The HERO Registry seeks input from hundreds of thousands of healthcare professionals, including nurses, therapists, physicians, emergency responders, food service workers, environmental services workers, interpreters and transporters.

The registry aims to leverage the resources and capacity of PCORnet – a nationwide patient-centered clinical research network that has available capacity to conduct clinical research with real-world data.

For example, the registry’s first effort aims to gather information and data from healthcare workers to facilitate rapid-cycle research on hydroxychloroquine’s effectiveness in preventing coronavirus infections in healthcare workers. The drug, hyped as a treatment for COVID-19, is being used as an emergency treatment measure, but there’s little existing research to support its use, either as a prophylactic or a treatment.

The registry’s first study, the HERO-HCQ Trial, will invite 15,000 healthcare workers to evaluate whether hydroxychloroquine can prevent COVID-19 infections.

THE LARGER TREND

The approach to create the HERO Registry builds on other efforts to gather data quickly in order to understand the spread, scope and nature of the novel coronavirus.

For example, Apple and Google last week announced that they will work together to engage as many smartphone users to help in disease-tracking and prevention efforts. The companies have plans to launch APIs that will enable interoperability between iOS and Android products by way of official apps from public health authorities.

Similarly, LabCorp and Ciox released information on an initiative to create a registry that will contain HIPAA-compliant data sets that clinical researchers will be able to use to better understand and characterize COVID-19 diagnoses and treatments. Ciox’s Real Word Data division will access and curate those clinical data sets, which will scale over the coming weeks and months to eventually aggregate millions of data points.

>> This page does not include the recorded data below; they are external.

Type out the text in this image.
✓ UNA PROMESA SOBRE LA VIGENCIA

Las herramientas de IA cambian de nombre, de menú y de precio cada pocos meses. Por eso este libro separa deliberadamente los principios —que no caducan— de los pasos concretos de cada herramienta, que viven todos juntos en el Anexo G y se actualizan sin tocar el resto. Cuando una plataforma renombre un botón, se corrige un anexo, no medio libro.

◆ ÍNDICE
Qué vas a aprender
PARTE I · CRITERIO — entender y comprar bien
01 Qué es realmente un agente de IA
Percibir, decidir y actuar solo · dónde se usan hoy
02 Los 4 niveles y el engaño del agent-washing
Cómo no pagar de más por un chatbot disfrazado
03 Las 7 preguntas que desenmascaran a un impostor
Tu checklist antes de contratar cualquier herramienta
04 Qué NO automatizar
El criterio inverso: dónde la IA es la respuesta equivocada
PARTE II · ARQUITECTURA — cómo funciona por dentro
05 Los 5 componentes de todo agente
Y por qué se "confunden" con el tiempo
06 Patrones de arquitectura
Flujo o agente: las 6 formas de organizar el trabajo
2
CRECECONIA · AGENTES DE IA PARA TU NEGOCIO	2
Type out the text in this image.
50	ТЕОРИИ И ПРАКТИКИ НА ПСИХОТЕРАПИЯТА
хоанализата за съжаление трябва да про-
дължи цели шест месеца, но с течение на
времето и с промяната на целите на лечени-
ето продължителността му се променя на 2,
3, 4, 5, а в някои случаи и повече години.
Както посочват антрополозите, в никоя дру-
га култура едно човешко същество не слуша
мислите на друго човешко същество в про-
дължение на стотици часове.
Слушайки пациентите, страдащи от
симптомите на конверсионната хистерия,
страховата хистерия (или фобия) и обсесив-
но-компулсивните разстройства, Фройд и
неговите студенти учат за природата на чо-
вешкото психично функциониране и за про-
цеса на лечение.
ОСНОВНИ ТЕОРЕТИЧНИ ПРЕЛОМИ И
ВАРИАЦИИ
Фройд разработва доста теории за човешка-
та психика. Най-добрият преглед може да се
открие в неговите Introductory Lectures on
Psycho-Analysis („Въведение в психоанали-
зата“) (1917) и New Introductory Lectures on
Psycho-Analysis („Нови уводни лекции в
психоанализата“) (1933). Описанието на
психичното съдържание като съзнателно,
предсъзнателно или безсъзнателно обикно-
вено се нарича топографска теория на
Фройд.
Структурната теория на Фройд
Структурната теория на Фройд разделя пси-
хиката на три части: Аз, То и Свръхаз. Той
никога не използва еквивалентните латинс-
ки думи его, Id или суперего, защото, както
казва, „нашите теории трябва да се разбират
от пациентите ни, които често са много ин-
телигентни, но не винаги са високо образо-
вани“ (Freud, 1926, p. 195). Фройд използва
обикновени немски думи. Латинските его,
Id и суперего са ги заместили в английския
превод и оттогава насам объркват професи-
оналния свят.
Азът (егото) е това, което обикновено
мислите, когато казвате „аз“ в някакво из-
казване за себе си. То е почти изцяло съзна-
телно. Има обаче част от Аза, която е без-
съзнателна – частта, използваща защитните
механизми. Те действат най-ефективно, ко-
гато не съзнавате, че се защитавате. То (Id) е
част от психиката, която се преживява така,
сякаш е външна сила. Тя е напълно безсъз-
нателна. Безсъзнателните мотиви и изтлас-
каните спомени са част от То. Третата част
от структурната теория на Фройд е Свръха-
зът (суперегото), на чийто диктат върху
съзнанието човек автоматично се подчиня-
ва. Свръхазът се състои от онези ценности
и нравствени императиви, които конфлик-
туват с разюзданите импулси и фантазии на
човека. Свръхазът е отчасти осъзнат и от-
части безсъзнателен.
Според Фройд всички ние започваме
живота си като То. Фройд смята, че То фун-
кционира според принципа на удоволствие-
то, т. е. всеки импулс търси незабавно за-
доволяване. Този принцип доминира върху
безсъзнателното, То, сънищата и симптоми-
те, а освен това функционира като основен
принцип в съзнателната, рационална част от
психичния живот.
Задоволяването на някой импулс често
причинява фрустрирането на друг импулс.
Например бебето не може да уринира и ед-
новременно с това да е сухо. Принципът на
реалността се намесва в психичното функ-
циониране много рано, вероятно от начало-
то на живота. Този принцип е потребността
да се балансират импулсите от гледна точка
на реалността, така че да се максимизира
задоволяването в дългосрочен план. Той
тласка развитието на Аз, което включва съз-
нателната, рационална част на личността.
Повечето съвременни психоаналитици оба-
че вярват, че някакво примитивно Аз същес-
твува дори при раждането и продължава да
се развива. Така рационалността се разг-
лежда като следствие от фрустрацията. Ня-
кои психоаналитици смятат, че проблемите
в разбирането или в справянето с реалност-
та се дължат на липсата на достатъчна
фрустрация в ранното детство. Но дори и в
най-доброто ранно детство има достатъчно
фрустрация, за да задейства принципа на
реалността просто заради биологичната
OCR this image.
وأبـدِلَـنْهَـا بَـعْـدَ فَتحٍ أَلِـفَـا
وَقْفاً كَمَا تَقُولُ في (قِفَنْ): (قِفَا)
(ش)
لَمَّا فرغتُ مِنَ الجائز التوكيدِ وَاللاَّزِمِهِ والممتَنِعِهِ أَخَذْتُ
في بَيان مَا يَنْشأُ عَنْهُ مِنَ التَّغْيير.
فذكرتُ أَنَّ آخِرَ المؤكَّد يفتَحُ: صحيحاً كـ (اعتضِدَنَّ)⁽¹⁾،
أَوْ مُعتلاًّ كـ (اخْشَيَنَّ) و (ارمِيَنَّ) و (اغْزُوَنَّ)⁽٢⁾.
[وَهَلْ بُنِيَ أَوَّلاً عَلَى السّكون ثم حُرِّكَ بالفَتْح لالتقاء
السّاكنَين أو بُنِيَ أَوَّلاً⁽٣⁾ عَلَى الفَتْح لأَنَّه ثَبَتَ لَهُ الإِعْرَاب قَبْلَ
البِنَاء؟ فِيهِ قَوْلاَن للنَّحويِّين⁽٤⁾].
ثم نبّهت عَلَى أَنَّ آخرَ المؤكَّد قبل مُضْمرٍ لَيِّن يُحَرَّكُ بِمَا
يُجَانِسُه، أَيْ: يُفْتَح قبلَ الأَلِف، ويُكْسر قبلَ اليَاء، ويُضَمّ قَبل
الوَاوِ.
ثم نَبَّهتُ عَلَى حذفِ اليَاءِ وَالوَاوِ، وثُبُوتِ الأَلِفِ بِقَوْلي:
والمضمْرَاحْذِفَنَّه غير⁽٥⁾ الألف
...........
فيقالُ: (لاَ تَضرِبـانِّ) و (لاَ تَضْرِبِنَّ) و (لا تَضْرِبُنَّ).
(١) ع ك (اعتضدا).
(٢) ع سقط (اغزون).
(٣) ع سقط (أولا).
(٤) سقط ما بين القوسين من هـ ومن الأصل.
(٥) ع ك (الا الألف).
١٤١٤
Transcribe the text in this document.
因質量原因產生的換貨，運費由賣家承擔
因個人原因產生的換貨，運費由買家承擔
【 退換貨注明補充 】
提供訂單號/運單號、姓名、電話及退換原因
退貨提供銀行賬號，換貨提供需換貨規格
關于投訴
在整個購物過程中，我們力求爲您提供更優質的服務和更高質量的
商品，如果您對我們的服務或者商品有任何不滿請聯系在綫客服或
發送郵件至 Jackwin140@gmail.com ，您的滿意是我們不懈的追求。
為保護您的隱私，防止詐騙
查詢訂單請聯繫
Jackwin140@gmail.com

Additionally, Kinsa Health has been using uploaded temperature readings from a million users of its digital thermometers to map atypical fevers, which the company believes are leading indicators of potential COVID-19 outbreaks.

ON THE RECORD

The registry seeks to engage healthcare workers in a research community, understand their experiences and interests, and track critical health outcomes associated with caring for patients with COVID-19, such as stress and burnout, said Emily O’Brien, principal investigator of the HERO Registry and assistant professor in Duke’s Department of Population Health Sciences.

“The HERO Registry will help speed clinical studies that address unmet needs for healthcare workers,” O’Brien added.

“Hospitals, health systems and health plans that participate in PCORnet have worked in partnership for years, and are well poised to deliver fast, reliable research infrastructure to study COVID-19,” said Chris Forrest, MD, co-chair of the HERO Registry and principal investigator of PEDSnet, one of multiple PCORnet Partner Networks. “Infrastructure issues that might cause lag time for other studies are hurdles PCORnet has already crossed. PCORnet was developed for exactly this type of research challenge, and the network is ready to meet the moment.”